A 'rule of 0.5' for the metabolite-likeness of approved pharmaceutical drugs
- PMID: 25750602
- PMCID: PMC4342520
- DOI: 10.1007/s11306-014-0733-z
A 'rule of 0.5' for the metabolite-likeness of approved pharmaceutical drugs
Abstract
We exploit the recent availability of a community reconstruction of the human metabolic network ('Recon2') to study how close in structural terms are marketed drugs to the nearest known metabolite(s) that Recon2 contains.

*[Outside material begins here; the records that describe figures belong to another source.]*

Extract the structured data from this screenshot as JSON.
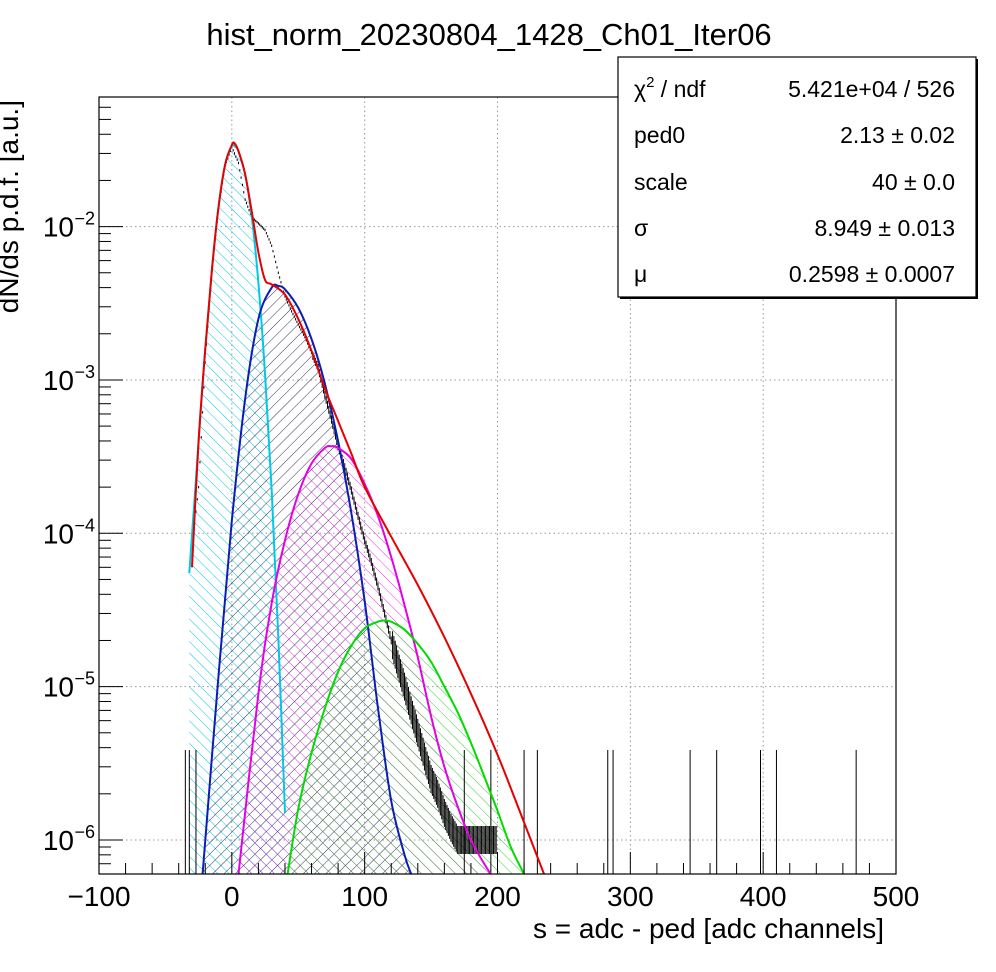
{
  "chart_data": {
    "type": "line",
    "title": "hist_norm_20230804_1428_Ch01_Iter06",
    "xlabel": "s = adc - ped [adc channels]",
    "ylabel": "dN/ds p.d.f. [a.u.]",
    "xlim": [
      -100,
      500
    ],
    "ylim": [
      6e-07,
      0.07
    ],
    "y_scale": "log",
    "grid": true,
    "x_ticks": [
      -100,
      0,
      100,
      200,
      300,
      400,
      500
    ],
    "x_tick_labels": [
      "−100",
      "0",
      "100",
      "200",
      "300",
      "400",
      "500"
    ],
    "y_ticks": [
      {
        "value": 0.01,
        "base": "10",
        "exp": "−2"
      },
      {
        "value": 0.001,
        "base": "10",
        "exp": "−3"
      },
      {
        "value": 0.0001,
        "base": "10",
        "exp": "−4"
      },
      {
        "value": 1e-05,
        "base": "10",
        "exp": "−5"
      },
      {
        "value": 1e-06,
        "base": "10",
        "exp": "−6"
      }
    ],
    "stats_box": {
      "placement": "top-right",
      "rows": [
        {
          "label": "χ",
          "label_sup": "2",
          "label_rest": " / ndf",
          "value": "5.421e+04 / 526"
        },
        {
          "label": "ped0",
          "value": "2.13 ± 0.02"
        },
        {
          "label": "scale",
          "value": "40 ± 0.0"
        },
        {
          "label": "σ",
          "value": "8.949 ± 0.013"
        },
        {
          "label": "μ",
          "value": "0.2598 ± 0.0007"
        }
      ]
    },
    "components": [
      {
        "color": "#00c8e6",
        "fill": true,
        "x": [
          -32,
          -25,
          -20,
          -15,
          -10,
          -5,
          0,
          2,
          5,
          10,
          15,
          20,
          25,
          30,
          35,
          40
        ],
        "y": [
          5.5e-05,
          0.0004,
          0.0016,
          0.0052,
          0.0135,
          0.0255,
          0.0335,
          0.0335,
          0.031,
          0.022,
          0.0115,
          0.0043,
          0.0011,
          0.00019,
          2.1e-05,
          1.5e-06
        ]
      },
      {
        "color": "#0a1eb4",
        "fill": true,
        "x": [
          -22,
          -10,
          0,
          10,
          20,
          30,
          35,
          40,
          50,
          60,
          70,
          80,
          90,
          100,
          110,
          120,
          130,
          135
        ],
        "y": [
          6e-07,
          1.2e-05,
          0.00012,
          0.00075,
          0.0025,
          0.004,
          0.0041,
          0.0039,
          0.00295,
          0.00185,
          0.00095,
          0.0004,
          0.000135,
          3.6e-05,
          7.3e-06,
          1.8e-06,
          8e-07,
          6e-07
        ]
      },
      {
        "color": "#e600e6",
        "fill": true,
        "x": [
          5,
          20,
          30,
          40,
          50,
          60,
          70,
          75,
          80,
          90,
          100,
          110,
          120,
          130,
          140,
          150,
          160,
          170,
          180,
          190,
          195
        ],
        "y": [
          6e-07,
          9e-06,
          3.5e-05,
          9e-05,
          0.00018,
          0.000285,
          0.00036,
          0.00037,
          0.00036,
          0.000305,
          0.00021,
          0.00013,
          7e-05,
          3.4e-05,
          1.55e-05,
          6.4e-06,
          3e-06,
          1.65e-06,
          1e-06,
          7e-07,
          6e-07
        ]
      },
      {
        "color": "#00dc00",
        "fill": true,
        "x": [
          42,
          50,
          60,
          70,
          80,
          90,
          100,
          110,
          115,
          120,
          130,
          140,
          150,
          160,
          170,
          180,
          190,
          200,
          210,
          220
        ],
        "y": [
          6e-07,
          1.6e-06,
          3.7e-06,
          7.2e-06,
          1.25e-05,
          1.85e-05,
          2.4e-05,
          2.65e-05,
          2.7e-05,
          2.65e-05,
          2.35e-05,
          1.9e-05,
          1.45e-05,
          1e-05,
          6.8e-06,
          4.3e-06,
          2.6e-06,
          1.55e-06,
          9e-07,
          6e-07
        ]
      }
    ],
    "total_fit": {
      "color": "#e60000",
      "x": [
        -30,
        -25,
        -20,
        -15,
        -10,
        -5,
        0,
        2,
        5,
        10,
        15,
        20,
        25,
        30,
        40,
        50,
        60,
        70,
        80,
        90,
        100,
        120,
        140,
        160,
        180,
        200,
        220,
        235
      ],
      "y": [
        6e-05,
        0.0004,
        0.0016,
        0.0052,
        0.0135,
        0.0255,
        0.034,
        0.035,
        0.031,
        0.022,
        0.0125,
        0.0068,
        0.0045,
        0.0042,
        0.0036,
        0.0025,
        0.00155,
        0.00088,
        0.00054,
        0.00033,
        0.0002,
        9.5e-05,
        4.6e-05,
        2.1e-05,
        9e-06,
        3.6e-06,
        1.3e-06,
        6e-07
      ]
    },
    "data_points": {
      "color": "#000000",
      "x": [
        -30,
        -25,
        -20,
        -15,
        -10,
        -5,
        0,
        5,
        10,
        15,
        20,
        25,
        30,
        35,
        40,
        45,
        50,
        55,
        60,
        65,
        70,
        75,
        80,
        85,
        90,
        95,
        100,
        105,
        110,
        115,
        120,
        125,
        130,
        135,
        140,
        145,
        150,
        155,
        160,
        165,
        170,
        175,
        180,
        185,
        190,
        195,
        200
      ],
      "y": [
        8e-05,
        0.0002,
        0.0013,
        0.005,
        0.013,
        0.025,
        0.033,
        0.026,
        0.015,
        0.0115,
        0.0105,
        0.0095,
        0.0075,
        0.005,
        0.0035,
        0.0028,
        0.0023,
        0.0019,
        0.0015,
        0.0012,
        0.0008,
        0.00055,
        0.00037,
        0.00027,
        0.00019,
        0.00013,
        9e-05,
        6.5e-05,
        4.5e-05,
        3e-05,
        2e-05,
        1.4e-05,
        1e-05,
        7e-06,
        5e-06,
        3.5e-06,
        2.5e-06,
        2e-06,
        1.5e-06,
        1.2e-06,
        1e-06,
        1e-06,
        1e-06,
        1e-06,
        1e-06,
        1e-06,
        1e-06
      ]
    },
    "sparse_bins": [
      -35,
      -32,
      -27,
      175,
      195,
      220,
      230,
      283,
      287,
      345,
      365,
      398,
      410,
      470
    ]
  }
}
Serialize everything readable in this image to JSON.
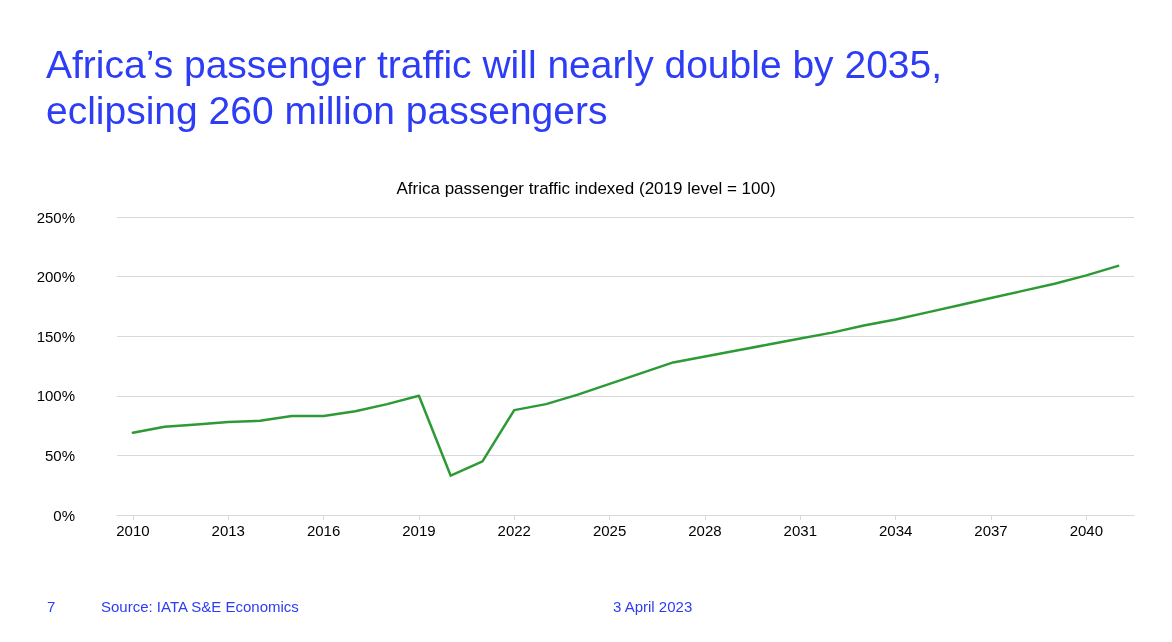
{
  "chart_data": {
    "type": "line",
    "title": "Africa’s passenger traffic will nearly double by 2035, eclipsing 260 million passengers",
    "subtitle": "Africa passenger traffic indexed (2019 level = 100)",
    "categories": [
      "2010",
      null,
      null,
      "2013",
      null,
      null,
      "2016",
      null,
      null,
      "2019",
      null,
      null,
      "2022",
      null,
      null,
      "2025",
      null,
      null,
      "2028",
      null,
      null,
      "2031",
      null,
      null,
      "2034",
      null,
      null,
      "2037",
      null,
      null,
      "2040",
      null
    ],
    "series": [
      {
        "color": "#2e9a36",
        "values": [
          69,
          74,
          76,
          78,
          79,
          83,
          83,
          87,
          93,
          100,
          33,
          45,
          88,
          93,
          101,
          110,
          119,
          128,
          133,
          138,
          143,
          148,
          153,
          159,
          164,
          170,
          176,
          182,
          188,
          194,
          201,
          209
        ]
      }
    ],
    "ylim": [
      0,
      250
    ],
    "yticks": [
      {
        "value": 0,
        "label": "0%"
      },
      {
        "value": 50,
        "label": "50%"
      },
      {
        "value": 100,
        "label": "100%"
      },
      {
        "value": 150,
        "label": "150%"
      },
      {
        "value": 200,
        "label": "200%"
      },
      {
        "value": 250,
        "label": "250%"
      }
    ],
    "grid": "y",
    "marker": "none",
    "line_style": "solid",
    "annotations": [
      "7",
      "Source: IATA S&E Economics",
      "3 April 2023"
    ]
  }
}
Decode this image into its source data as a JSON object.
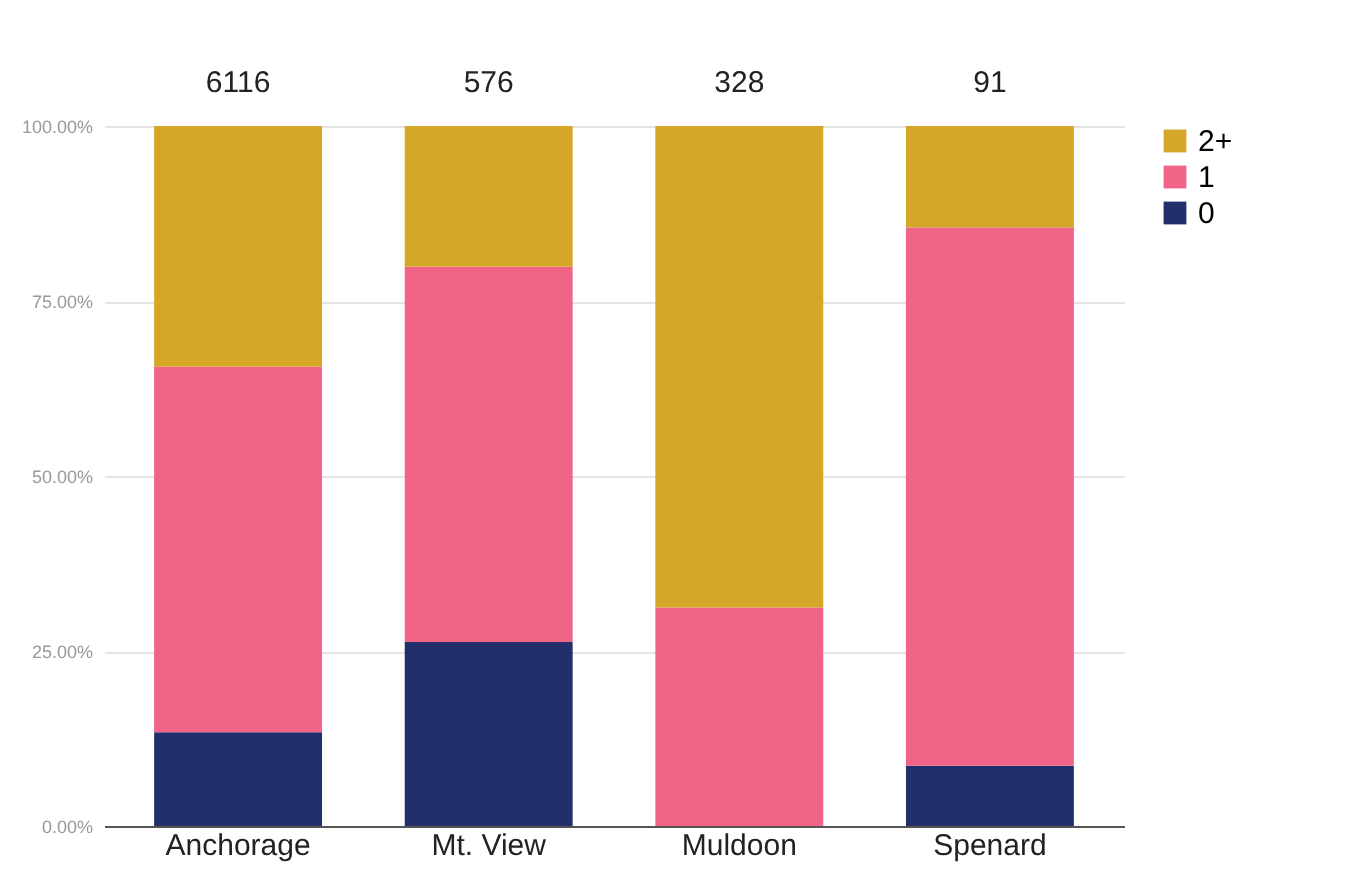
{
  "chart_data": {
    "type": "bar",
    "stacked": true,
    "categories": [
      "Anchorage",
      "Mt. View",
      "Muldoon",
      "Spenard"
    ],
    "series": [
      {
        "name": "0",
        "color": "#232f6b",
        "values": [
          13.4,
          26.3,
          0,
          8.6
        ]
      },
      {
        "name": "1",
        "color": "#ef6487",
        "values": [
          52.2,
          53.6,
          31.2,
          76.9
        ]
      },
      {
        "name": "2+",
        "color": "#d6a629",
        "values": [
          34.4,
          20.1,
          68.8,
          14.5
        ]
      }
    ],
    "ylim": [
      0,
      100
    ],
    "yticks": [
      {
        "value": 0,
        "label": "0.00%"
      },
      {
        "value": 25,
        "label": "25.00%"
      },
      {
        "value": 50,
        "label": "50.00%"
      },
      {
        "value": 75,
        "label": "75.00%"
      },
      {
        "value": 100,
        "label": "100.00%"
      }
    ],
    "annotations": [
      {
        "text": "6116",
        "x": "Anchorage",
        "y": 100
      },
      {
        "text": "576",
        "x": "Mt. View",
        "y": 100
      },
      {
        "text": "328",
        "x": "Muldoon",
        "y": 100
      },
      {
        "text": "91",
        "x": "Spenard",
        "y": 100
      }
    ],
    "grid": "y",
    "legend": "top right"
  }
}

While other encodings using different kinds of chemical fingerprints give greater differences, we find using the 166 Public MDL Molecular Access (MACCS) keys that 90 % of marketed drugs have a Tanimoto similarity of more than 0.5 to the (structurally) 'nearest' human metabolite. This suggests a 'rule of 0.5' mnemonic for assessing the metabolite-like properties that characterise successful, marketed drugs. Multiobjective clustering leads to a similar conclusion, while artificial (synthetic) structures are seen to be less human-metabolite-like. This 'rule of 0.5' may have considerable predictive value in chemical biology and drug discovery, and may represent a powerful filter for decision making processes.
Keywords: Cheminformatics; Drug-likeness; Genome-wide metabolic reconstruction; KNIME; Metabolite-likeness; Recon 2.